We have become anxious, forgetful, depressed and at times angry because our life is now a constant struggle to find any measure of relief from pain, and sometimes just to survive, even to breathe. Most people can't or won't have another human being in distress in their close circle, in their life.
Simple as that.
So we grieve. Our heart so broken that it seems that we can never be whole again. We watch the sun rise each day and wonder how it can be when there is such darkness in our world. We listen to the beating of our heart and wonder how much pain it can bear. “Is this it? Is this all that my life is, now?” We ask the universe. We shed more tears than we thought possible for any one person to produce and still, there are more. We sleep without feeling rested. Pain is our constant companion. Grieving continues. Day after day until one morning, we sense that perhaps the slightest weight has been lifted from our heart. Breathing is somehow, miraculously, a little easier!

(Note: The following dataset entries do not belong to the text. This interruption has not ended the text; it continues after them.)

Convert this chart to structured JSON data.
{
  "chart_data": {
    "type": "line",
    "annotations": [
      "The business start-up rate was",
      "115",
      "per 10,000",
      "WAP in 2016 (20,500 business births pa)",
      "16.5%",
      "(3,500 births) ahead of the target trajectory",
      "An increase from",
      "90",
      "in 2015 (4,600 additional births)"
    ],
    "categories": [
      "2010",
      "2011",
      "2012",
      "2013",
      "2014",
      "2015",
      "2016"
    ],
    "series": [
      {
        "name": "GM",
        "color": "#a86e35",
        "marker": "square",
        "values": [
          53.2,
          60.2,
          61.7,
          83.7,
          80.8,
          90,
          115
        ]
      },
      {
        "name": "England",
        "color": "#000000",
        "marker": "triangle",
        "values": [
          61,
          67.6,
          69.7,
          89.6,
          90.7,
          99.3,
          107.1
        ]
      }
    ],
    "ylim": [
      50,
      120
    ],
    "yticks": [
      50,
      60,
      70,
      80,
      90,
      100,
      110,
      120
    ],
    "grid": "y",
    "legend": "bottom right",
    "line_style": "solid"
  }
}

This is the gift of acceptance, which gives way to an ever delicate but oh so powerful sense of peace. The tsunami has not been forgotten but the new life that has blossomed in its wake is of a malleable nature rooted in a soil rich with courage, faith and resilience. We have survived and at times, have learned to let our heart soar with mere remnants of the life we used to know.
Now, each breath offers a new opportunity to be thankful for that one, simple, life-giving gift.
See you on the path of healing, and beyond!